Жан решил, что его новый хозяин – колдун. Однажды он слышал, как старый раб, который жил с ним в одном сарае, рассказывал остальным о том, что в его племени на далёкой земле, откуда он был родом, могущественные колдуны способны проклясть любого и становиться невидимыми, управлять погодой и подчинять львов (таких огромных страшных хищников с острыми зубами и когтями, покрытых золотой шерстью). Мальчик живо рисовал в уме родину этого мужчины, единственного седого раба среди них, чья спина являла собой один большой шрам. Он видел перед мысленным взором прекрасные долины, где люди поклонялись колдунам, которые жили в больших домах и убивали львов одним своим словом. Конечно же, те львы, которых он себе представлял, не имели ничего общего с реальным образом этого хищника, ведь сам мальчик никогда и не видел живого льва, а пространное описание старика не могло дать ему понятную картину.

Но его новый хозяин уж очень был похож на колдуна. Во-первых, он отличался цветом кожи от всех, кого Жан видел прежде. Она была цветом молока. Во-вторых, он привёз его через большую воду на далёкую землю, на которой всё было иначе. В-третьих, дом хозяина был не просто большим, он был огромным. Мальчик не решался гулять по нему, хотя ему это не запрещалось. За те несколько дней, что он жил здесь, он изучил только кухню, столовую, свою комнату и хозяйственную пристройку, в которой хранилась различная утварь и инструменты.

Жан поднялся с постели и потянулся, зевнув. Подойдя к окну, он взобрался на подоконник и обомлел от представшего его глазам зрелища. Его сердце сжалось от страха, он не понимал, что произошло с миром. Там, за окном, всё внезапно побелело.

– А, ты уже встал! Отрадно это видеть! – голос хозяина застал его врасплох, и он чуть было не упал на пол. Соскочив с подоконника, мальчик выпрямился в струнку и испуганно смотрел на своего господина.

– Жан, мой мальчик, тебе не следует бояться меня. Отныне ты – часть этого дома, этого мира, часть моей жизни и часть меня, как следствие.

Хозяин подошёл ближе к нему и сел на корточки напротив. Когда он протянул руку, Жан зажмурился, ожидая, что тот ударит его по голове, но вместо этого господин взъерошил ему волосы.

– Настанет день, когда ты перестанешь бояться, обещаю тебе, Жан. – он поднялся и взял мальчика за руку. – Пойдём, я покажу тебе кое-что волшебное.

Жан весь внутренне напрягся, но, конечно же, сопротивляться не стал. Всё-таки хозяин был колдуном.
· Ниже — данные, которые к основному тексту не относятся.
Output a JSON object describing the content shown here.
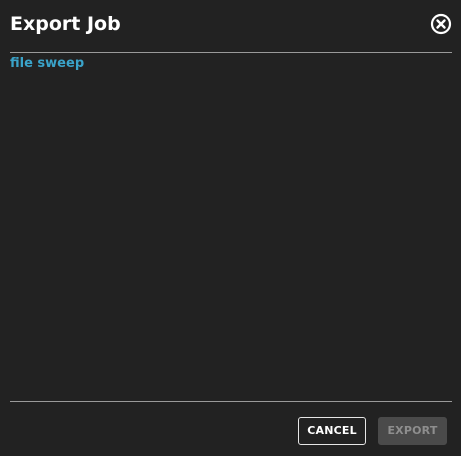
{
  "dialog": {
    "title": "Export Job",
    "job_name": "file sweep"
  },
  "buttons": {
    "cancel_label": "CANCEL",
    "export_label": "EXPORT"
  },
  "icons": {
    "close": "close-circle-icon"
  },
  "colors": {
    "background": "#222222",
    "accent": "#3aa3c9",
    "divider": "#9a9a9a",
    "disabled_button": "#4a4a4a"
  }
}
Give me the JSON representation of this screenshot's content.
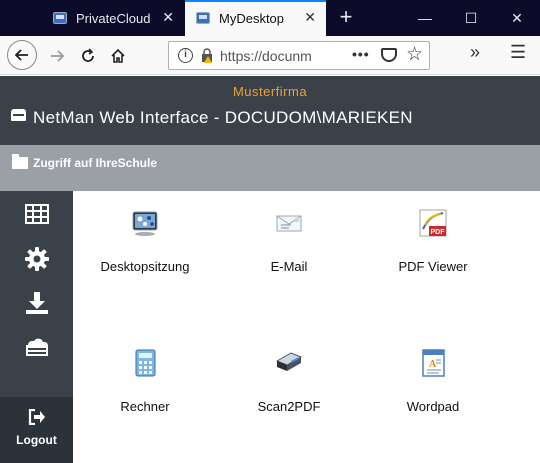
{
  "browser": {
    "tabs": [
      {
        "title": "PrivateCloud",
        "active": false
      },
      {
        "title": "MyDesktop",
        "active": true
      }
    ],
    "url": "https://docunm",
    "icons": {
      "back": "back-arrow-icon",
      "forward": "forward-arrow-icon",
      "reload": "reload-icon",
      "home": "home-icon",
      "info": "info-icon",
      "lock": "lock-warning-icon",
      "page_actions": "more-dots-icon",
      "pocket": "pocket-icon",
      "bookmark": "star-icon",
      "overflow": "chevron-double-right-icon",
      "menu": "hamburger-menu-icon"
    }
  },
  "header": {
    "company": "Musterfirma",
    "title": "NetMan Web Interface - DOCUDOM\\MARIEKEN",
    "accent_color": "#e8a33c",
    "bg_color": "#3a4149"
  },
  "breadcrumb": {
    "label": "Zugriff auf IhreSchule",
    "bg_color": "#9aa0a6"
  },
  "sidebar": {
    "items": [
      {
        "icon": "grid-icon"
      },
      {
        "icon": "gear-icon"
      },
      {
        "icon": "download-icon"
      },
      {
        "icon": "cloud-drive-icon"
      }
    ],
    "logout_label": "Logout"
  },
  "apps": [
    {
      "label": "Desktopsitzung",
      "icon": "remote-desktop-icon"
    },
    {
      "label": "E-Mail",
      "icon": "envelope-icon"
    },
    {
      "label": "PDF Viewer",
      "icon": "pdf-viewer-icon"
    },
    {
      "label": "Rechner",
      "icon": "calculator-icon"
    },
    {
      "label": "Scan2PDF",
      "icon": "scanner-icon"
    },
    {
      "label": "Wordpad",
      "icon": "wordpad-icon"
    }
  ]
}
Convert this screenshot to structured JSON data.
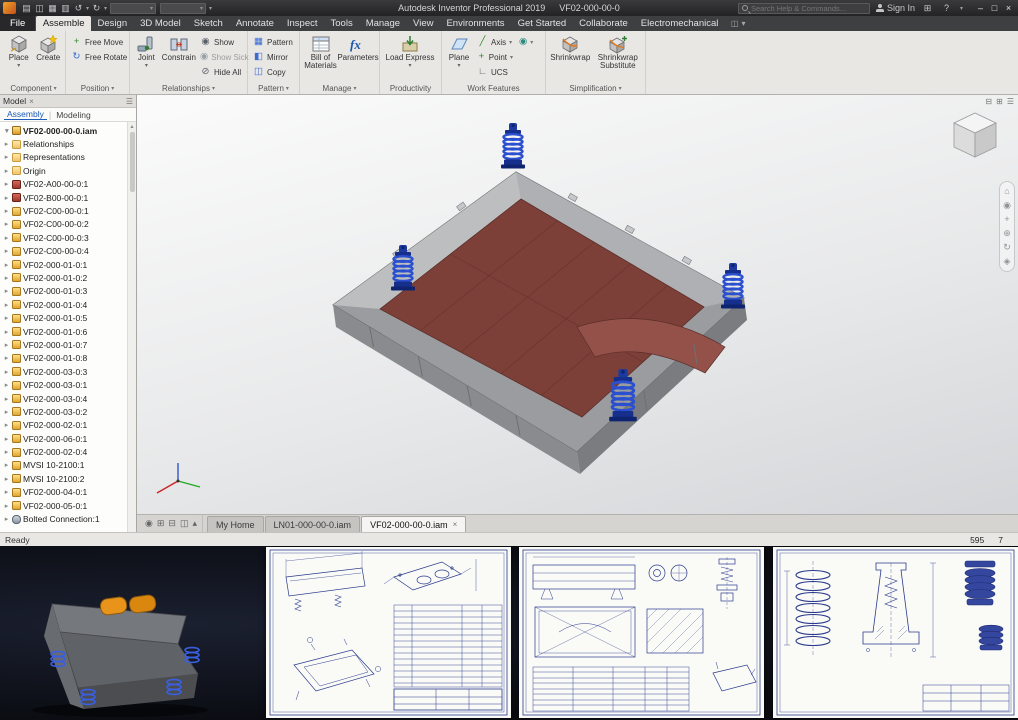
{
  "title_bar": {
    "app_title": "Autodesk Inventor Professional 2019",
    "document_title": "VF02-000-00-0",
    "search_placeholder": "Search Help & Commands...",
    "sign_in_label": "Sign In"
  },
  "icons": {
    "dropdown": "▾",
    "expand_arrow": "▸",
    "close": "×",
    "minimize": "–",
    "maximize": "□",
    "help": "?",
    "new_file": "▤",
    "open": "◫",
    "save": "▦",
    "print": "▥",
    "undo": "↺",
    "redo": "↻",
    "services": "⊞",
    "free_move": "+",
    "free_rotate": "↻",
    "show": "◉",
    "show_sick": "◉",
    "hide_all": "⊘",
    "pattern": "▦",
    "mirror": "◧",
    "copy": "◫",
    "axis": "╱",
    "point": "+",
    "ucs": "∟",
    "point_flyout": "◉",
    "dock_min": "⊟",
    "dock_grid": "⊞",
    "dock_menu": "☰",
    "nav_home": "⌂",
    "nav_wheel": "◉",
    "nav_pan": "+",
    "nav_zoom": "⊕",
    "nav_orbit": "↻",
    "nav_look": "◈",
    "dt_record": "◉",
    "dt_grid": "⊞",
    "dt_split": "⊟",
    "dt_frame": "◫",
    "dt_up": "▴",
    "browser_menu": "☰",
    "scroll_up": "▲"
  },
  "ribbon": {
    "file_tab": "File",
    "tabs": [
      {
        "label": "Assemble",
        "active": "active"
      },
      {
        "label": "Design"
      },
      {
        "label": "3D Model"
      },
      {
        "label": "Sketch"
      },
      {
        "label": "Annotate"
      },
      {
        "label": "Inspect"
      },
      {
        "label": "Tools"
      },
      {
        "label": "Manage"
      },
      {
        "label": "View"
      },
      {
        "label": "Environments"
      },
      {
        "label": "Get Started"
      },
      {
        "label": "Collaborate"
      },
      {
        "label": "Electromechanical"
      }
    ],
    "groups": {
      "component": {
        "label": "Component",
        "place": "Place",
        "create": "Create"
      },
      "position": {
        "label": "Position",
        "free_move": "Free Move",
        "free_rotate": "Free Rotate"
      },
      "relationships": {
        "label": "Relationships",
        "joint": "Joint",
        "constrain": "Constrain",
        "show": "Show",
        "show_sick": "Show Sick",
        "hide_all": "Hide All"
      },
      "pattern": {
        "label": "Pattern",
        "pattern": "Pattern",
        "mirror": "Mirror",
        "copy": "Copy"
      },
      "manage": {
        "label": "Manage",
        "bom": "Bill of Materials",
        "parameters": "Parameters"
      },
      "productivity": {
        "label": "Productivity",
        "load_express": "Load Express"
      },
      "work_features": {
        "label": "Work Features",
        "plane": "Plane",
        "axis": "Axis",
        "point": "Point",
        "ucs": "UCS"
      },
      "simplification": {
        "label": "Simplification",
        "shrinkwrap": "Shrinkwrap",
        "shrinkwrap_substitute": "Shrinkwrap Substitute"
      }
    }
  },
  "browser": {
    "panel_title": "Model",
    "tab_assembly": "Assembly",
    "tab_modeling": "Modeling",
    "tree": [
      {
        "label": "VF02-000-00-0.iam",
        "icon": "assembly",
        "cls": "root"
      },
      {
        "label": "Relationships",
        "icon": "folder"
      },
      {
        "label": "Representations",
        "icon": "folder"
      },
      {
        "label": "Origin",
        "icon": "folder"
      },
      {
        "label": "VF02-A00-00-0:1",
        "icon": "part-red"
      },
      {
        "label": "VF02-B00-00-0:1",
        "icon": "part-red"
      },
      {
        "label": "VF02-C00-00-0:1"
      },
      {
        "label": "VF02-C00-00-0:2"
      },
      {
        "label": "VF02-C00-00-0:3"
      },
      {
        "label": "VF02-C00-00-0:4"
      },
      {
        "label": "VF02-000-01-0:1"
      },
      {
        "label": "VF02-000-01-0:2"
      },
      {
        "label": "VF02-000-01-0:3"
      },
      {
        "label": "VF02-000-01-0:4"
      },
      {
        "label": "VF02-000-01-0:5"
      },
      {
        "label": "VF02-000-01-0:6"
      },
      {
        "label": "VF02-000-01-0:7"
      },
      {
        "label": "VF02-000-01-0:8"
      },
      {
        "label": "VF02-000-03-0:3"
      },
      {
        "label": "VF02-000-03-0:1"
      },
      {
        "label": "VF02-000-03-0:4"
      },
      {
        "label": "VF02-000-03-0:2"
      },
      {
        "label": "VF02-000-02-0:1"
      },
      {
        "label": "VF02-000-06-0:1"
      },
      {
        "label": "VF02-000-02-0:4"
      },
      {
        "label": "MVSI 10-2100:1"
      },
      {
        "label": "MVSI 10-2100:2"
      },
      {
        "label": "VF02-000-04-0:1"
      },
      {
        "label": "VF02-000-05-0:1"
      },
      {
        "label": "Bolted Connection:1",
        "icon": "bolt"
      }
    ]
  },
  "viewport": {
    "doc_tabs": [
      {
        "label": "My Home"
      },
      {
        "label": "LN01-000-00-0.iam"
      },
      {
        "label": "VF02-000-00-0.iam",
        "active": "active",
        "closable": true
      }
    ]
  },
  "status_bar": {
    "message": "Ready",
    "value_1": "595",
    "value_2": "7"
  },
  "colors": {
    "accent_blue": "#2b50cf",
    "deck_maroon": "#7c4038",
    "body_gray": "#9a9c9f",
    "drawing_blue": "#2a3a8c",
    "motor_orange": "#e8941a"
  }
}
Страх перемежался с трепетом в его душе, ведь сейчас он увидит что-то магическое.

Они вышли во двор. Непривычно холодный воздух щипал нос и щёки, пронзая множеством невидимых иголок каждый участок кожи мальчика, неприкрытый одеждой. Какая-то белая пыль падала с неба, сверкая на солнце.

Жан сделал шаг за порог следом за своим господином и услышал, как под ногой что-то хрустнуло. Он испуганно отскочил назад, вырвав свою руку из ладони колдуна.
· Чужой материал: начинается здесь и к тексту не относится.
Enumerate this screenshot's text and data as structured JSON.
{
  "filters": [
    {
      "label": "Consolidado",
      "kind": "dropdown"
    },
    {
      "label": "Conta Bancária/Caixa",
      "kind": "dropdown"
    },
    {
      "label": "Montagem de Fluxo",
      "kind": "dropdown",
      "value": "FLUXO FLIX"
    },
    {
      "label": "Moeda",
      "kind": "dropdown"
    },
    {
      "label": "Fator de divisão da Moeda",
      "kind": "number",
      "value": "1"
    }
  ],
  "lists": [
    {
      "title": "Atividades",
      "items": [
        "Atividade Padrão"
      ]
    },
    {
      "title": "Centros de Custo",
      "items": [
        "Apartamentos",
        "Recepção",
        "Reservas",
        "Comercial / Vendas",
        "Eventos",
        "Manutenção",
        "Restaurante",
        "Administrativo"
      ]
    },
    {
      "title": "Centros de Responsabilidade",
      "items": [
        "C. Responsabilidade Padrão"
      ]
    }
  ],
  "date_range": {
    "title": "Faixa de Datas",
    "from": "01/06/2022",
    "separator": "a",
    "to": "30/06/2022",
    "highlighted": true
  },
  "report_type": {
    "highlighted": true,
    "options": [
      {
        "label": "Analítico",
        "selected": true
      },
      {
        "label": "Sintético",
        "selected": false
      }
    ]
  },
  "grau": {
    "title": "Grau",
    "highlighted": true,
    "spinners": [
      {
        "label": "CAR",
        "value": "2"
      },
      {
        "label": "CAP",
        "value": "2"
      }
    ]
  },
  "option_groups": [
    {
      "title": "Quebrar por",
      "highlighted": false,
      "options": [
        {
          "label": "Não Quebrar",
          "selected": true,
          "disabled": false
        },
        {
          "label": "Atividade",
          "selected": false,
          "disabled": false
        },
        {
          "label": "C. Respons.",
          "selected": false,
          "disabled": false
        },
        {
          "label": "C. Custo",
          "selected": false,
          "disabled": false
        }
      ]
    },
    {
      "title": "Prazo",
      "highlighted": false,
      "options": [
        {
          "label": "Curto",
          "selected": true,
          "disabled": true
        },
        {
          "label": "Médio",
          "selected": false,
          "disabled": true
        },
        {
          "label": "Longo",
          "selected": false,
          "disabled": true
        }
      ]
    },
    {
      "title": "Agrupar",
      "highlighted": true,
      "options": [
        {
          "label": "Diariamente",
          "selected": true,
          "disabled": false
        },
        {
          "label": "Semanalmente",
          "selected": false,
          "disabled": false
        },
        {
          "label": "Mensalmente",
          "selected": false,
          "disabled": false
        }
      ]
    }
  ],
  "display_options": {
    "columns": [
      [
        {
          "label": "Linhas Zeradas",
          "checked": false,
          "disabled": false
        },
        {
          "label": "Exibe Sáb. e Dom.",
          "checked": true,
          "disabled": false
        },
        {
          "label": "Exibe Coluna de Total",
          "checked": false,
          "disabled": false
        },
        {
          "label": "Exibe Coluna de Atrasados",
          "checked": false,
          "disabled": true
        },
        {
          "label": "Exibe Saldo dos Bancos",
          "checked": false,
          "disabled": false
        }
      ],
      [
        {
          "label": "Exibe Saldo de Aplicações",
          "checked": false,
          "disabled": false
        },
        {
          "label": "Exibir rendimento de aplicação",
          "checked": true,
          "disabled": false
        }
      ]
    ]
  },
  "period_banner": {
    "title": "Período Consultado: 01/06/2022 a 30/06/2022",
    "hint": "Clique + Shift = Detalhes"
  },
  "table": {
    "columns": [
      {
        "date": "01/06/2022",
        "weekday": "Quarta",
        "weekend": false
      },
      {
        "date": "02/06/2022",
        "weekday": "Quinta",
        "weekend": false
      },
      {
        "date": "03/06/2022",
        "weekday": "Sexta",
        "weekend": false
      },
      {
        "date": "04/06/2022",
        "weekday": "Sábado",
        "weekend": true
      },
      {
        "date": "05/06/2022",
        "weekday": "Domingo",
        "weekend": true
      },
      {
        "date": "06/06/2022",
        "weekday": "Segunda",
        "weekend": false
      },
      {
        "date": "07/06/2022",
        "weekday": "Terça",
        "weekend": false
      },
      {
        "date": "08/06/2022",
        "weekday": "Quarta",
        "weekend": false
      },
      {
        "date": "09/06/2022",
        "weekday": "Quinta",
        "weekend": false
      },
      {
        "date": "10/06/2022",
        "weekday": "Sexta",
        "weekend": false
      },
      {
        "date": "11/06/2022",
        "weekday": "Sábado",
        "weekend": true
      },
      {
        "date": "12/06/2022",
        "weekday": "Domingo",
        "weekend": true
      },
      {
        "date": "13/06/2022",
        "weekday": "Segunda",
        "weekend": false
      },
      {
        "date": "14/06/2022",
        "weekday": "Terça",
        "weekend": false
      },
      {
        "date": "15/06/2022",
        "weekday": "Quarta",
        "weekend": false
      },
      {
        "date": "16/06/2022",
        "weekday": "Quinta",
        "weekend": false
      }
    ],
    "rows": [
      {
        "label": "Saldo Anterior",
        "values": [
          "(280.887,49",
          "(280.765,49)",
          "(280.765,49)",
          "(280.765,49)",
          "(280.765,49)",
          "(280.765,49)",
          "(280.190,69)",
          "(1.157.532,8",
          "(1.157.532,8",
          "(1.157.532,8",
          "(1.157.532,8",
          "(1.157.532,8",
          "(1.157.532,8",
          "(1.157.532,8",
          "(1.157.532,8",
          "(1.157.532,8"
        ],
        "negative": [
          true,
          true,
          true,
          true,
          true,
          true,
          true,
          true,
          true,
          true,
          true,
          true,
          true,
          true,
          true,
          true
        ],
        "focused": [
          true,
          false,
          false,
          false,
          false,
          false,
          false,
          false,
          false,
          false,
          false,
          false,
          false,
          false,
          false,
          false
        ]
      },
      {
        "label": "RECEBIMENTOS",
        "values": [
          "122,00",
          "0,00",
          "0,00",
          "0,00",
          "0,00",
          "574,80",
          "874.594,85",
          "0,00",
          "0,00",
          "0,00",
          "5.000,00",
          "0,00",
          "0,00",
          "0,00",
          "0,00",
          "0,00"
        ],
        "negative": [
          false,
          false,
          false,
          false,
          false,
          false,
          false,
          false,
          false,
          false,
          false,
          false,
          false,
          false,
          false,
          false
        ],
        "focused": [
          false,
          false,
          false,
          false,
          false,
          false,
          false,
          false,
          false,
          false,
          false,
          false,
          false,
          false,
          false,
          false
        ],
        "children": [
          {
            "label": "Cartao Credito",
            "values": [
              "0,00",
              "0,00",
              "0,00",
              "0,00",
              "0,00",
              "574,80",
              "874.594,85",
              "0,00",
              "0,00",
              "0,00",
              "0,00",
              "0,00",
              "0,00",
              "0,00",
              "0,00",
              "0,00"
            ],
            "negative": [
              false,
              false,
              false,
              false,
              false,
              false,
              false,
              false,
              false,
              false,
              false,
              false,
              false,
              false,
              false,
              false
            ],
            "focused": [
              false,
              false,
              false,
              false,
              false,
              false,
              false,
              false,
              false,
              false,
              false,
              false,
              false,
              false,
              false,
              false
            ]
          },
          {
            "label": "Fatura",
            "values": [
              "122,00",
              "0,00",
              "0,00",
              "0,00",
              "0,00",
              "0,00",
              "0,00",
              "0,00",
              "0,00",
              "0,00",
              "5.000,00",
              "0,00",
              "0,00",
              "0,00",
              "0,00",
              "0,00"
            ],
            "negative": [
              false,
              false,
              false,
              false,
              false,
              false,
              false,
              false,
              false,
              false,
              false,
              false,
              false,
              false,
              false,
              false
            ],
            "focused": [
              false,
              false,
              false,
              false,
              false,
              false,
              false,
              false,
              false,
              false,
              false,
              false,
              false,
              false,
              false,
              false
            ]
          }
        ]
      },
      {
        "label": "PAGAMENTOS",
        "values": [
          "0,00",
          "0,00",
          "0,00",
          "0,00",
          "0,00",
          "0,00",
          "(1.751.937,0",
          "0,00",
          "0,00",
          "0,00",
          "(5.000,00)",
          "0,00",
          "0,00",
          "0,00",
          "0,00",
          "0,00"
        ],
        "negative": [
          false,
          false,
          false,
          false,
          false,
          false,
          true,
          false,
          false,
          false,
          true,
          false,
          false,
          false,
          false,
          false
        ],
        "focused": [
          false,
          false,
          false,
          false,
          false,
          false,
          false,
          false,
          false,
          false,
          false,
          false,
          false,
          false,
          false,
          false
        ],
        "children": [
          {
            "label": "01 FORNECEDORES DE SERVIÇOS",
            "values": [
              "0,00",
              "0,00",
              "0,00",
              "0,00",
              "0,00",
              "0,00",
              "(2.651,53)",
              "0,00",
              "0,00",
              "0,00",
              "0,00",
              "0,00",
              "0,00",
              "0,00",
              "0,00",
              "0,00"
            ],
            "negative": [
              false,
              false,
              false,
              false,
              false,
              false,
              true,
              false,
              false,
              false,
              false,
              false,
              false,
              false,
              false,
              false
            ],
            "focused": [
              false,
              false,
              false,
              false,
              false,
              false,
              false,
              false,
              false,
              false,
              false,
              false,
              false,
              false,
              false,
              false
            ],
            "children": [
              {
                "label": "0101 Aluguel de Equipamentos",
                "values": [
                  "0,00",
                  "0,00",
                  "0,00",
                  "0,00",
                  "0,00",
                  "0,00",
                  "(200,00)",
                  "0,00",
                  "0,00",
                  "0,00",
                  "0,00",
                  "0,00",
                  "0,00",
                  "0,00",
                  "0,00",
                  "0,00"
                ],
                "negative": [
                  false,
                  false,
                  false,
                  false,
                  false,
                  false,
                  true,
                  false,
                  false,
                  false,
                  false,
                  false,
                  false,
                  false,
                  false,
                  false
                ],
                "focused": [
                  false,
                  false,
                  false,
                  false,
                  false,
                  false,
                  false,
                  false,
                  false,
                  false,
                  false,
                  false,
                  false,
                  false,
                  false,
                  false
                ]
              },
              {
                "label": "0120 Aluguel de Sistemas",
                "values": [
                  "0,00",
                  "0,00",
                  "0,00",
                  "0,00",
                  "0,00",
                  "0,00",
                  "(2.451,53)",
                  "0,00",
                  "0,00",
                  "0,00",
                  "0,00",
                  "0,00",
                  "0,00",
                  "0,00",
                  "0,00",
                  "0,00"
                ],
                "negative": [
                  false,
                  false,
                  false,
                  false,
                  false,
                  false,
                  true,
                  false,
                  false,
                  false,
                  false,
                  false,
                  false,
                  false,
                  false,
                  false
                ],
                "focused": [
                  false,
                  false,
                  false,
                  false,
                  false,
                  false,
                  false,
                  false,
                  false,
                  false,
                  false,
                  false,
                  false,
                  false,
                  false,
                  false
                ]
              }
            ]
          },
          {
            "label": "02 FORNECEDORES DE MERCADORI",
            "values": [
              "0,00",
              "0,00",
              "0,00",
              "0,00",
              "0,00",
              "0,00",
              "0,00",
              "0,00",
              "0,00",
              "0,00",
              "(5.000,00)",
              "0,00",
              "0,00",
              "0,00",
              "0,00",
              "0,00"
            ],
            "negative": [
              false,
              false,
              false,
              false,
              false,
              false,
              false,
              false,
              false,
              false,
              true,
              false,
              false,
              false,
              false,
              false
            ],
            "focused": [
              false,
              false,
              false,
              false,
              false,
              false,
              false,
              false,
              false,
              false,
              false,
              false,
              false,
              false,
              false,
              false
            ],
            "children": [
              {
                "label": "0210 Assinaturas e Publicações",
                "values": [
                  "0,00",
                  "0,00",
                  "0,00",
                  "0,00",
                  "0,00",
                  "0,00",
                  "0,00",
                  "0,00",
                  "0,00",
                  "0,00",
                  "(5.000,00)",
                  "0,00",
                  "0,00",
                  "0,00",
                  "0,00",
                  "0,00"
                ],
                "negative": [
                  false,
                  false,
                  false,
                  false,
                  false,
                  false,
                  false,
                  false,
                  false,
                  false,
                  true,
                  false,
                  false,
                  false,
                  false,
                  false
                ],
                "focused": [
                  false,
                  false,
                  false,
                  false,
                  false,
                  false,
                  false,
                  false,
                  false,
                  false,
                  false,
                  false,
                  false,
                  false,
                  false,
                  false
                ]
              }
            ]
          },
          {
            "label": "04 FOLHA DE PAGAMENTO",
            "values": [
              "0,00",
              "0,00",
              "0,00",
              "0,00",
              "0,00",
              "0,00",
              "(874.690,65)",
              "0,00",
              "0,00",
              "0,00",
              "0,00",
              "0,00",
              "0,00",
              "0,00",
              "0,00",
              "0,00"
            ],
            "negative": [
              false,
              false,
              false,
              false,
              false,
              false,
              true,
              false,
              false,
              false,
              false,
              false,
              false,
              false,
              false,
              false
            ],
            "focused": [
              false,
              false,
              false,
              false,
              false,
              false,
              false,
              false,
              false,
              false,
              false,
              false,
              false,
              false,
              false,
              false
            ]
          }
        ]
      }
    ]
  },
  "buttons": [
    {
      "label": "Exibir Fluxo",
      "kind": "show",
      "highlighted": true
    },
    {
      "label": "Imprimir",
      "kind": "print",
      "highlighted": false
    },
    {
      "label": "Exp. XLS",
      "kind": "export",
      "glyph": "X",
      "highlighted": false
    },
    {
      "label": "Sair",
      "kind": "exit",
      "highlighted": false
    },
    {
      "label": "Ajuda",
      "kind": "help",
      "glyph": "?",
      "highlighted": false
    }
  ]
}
– Смелее, мой мальчик! Это всего лишь снег.

Жан собрал свою волю в кулак и снова шагнул за порог. Мягкий хруст под ногой повторился. И каждый новый шаг сопровождался им.

– Возьми его в руки и скатай в шарик, вот так… – хозяин наклонился, собрал белую пыль руками и, выпрямившись, показал, как сделать из неё шар, сжимая и разжимая ладони. – Попробуй!

Мальчик повторил действия господина, боясь его подвести. Пальцы жёг холод, пыль, к его удивлению, легко собиралась в плотный шарик. И превращалась в воду.

– Молодец! А теперь брось его вон в то дерево! – и сам метнул шарик в стоявший неподалёку раскидистый дуб. Снежный шар впечатался в ствол дуба с глухим стуком.

Жан восторженно наблюдал за происходящим, затем размахнулся и бросил свой шарик следом, но промазал, и тот, пролетев мимо, упал в белую пыль сбоку от него. Мальчик с ужасом поглядел на господина, ожидая наказания за свою неудачу.

– Ничего страшного! В следующий раз попадёшь. Ну, а пока пойдём внутрь, такому малышу не стоит быть подолгу на улице в такой холод.

Они вернулись в дом.


*****


Герберта никак не отпускали две мысли. О его изобретении, идею которого он всё ещё держал в голове, несмотря на все те разительные изменения, что произошли в его жизни.

И Жан.

В прогрессивной Европе рабовладение порицалось светским обществом, в отличие от далёкой Бразилии, где за пригоршню монет можно было купить человеческую жизнь. Тамошняя элита непринуждённо делилась интересными случаями и забавными с их точки зрения ситуациями, происходившими на их плантациях. То неудачный побег, то непонятливость рабов, то изощрённость наказаний.

Но самые интересные беседы начинались, когда утомлённые дамы расходились по домам, оставляя своих мужей одних, побыть, что называется, в мужском обществе. Во время одного из таких разговоров в нём и зародилась идея купить себе раба. Он жадно слушал рассказываемые приглушённым голосом истории о том, как господа развлекаются с рабынями, к каким извращениям тех принуждают, не слыша в ответ и намёка на отказ.

– Это вам не с женой возлежать, уважаемые. – заметил тогда один весьма габаритный плантатор.

Никто и подумать не смел назвать это чем-то ужасным или греховным, ведь то было обыкновенное использование собственности, не более того. Были и те в их кругу, кто не брезговал содомировать своих негров-мужчин. И даже использовать для своих плотских утех малолетних детей. Один господин, смеясь, поведал собравшимся, что они с женой любят взять с собой в постель маленькую девочку лет шести. Его супругу очень заводило то, что они с ней там вытворяли.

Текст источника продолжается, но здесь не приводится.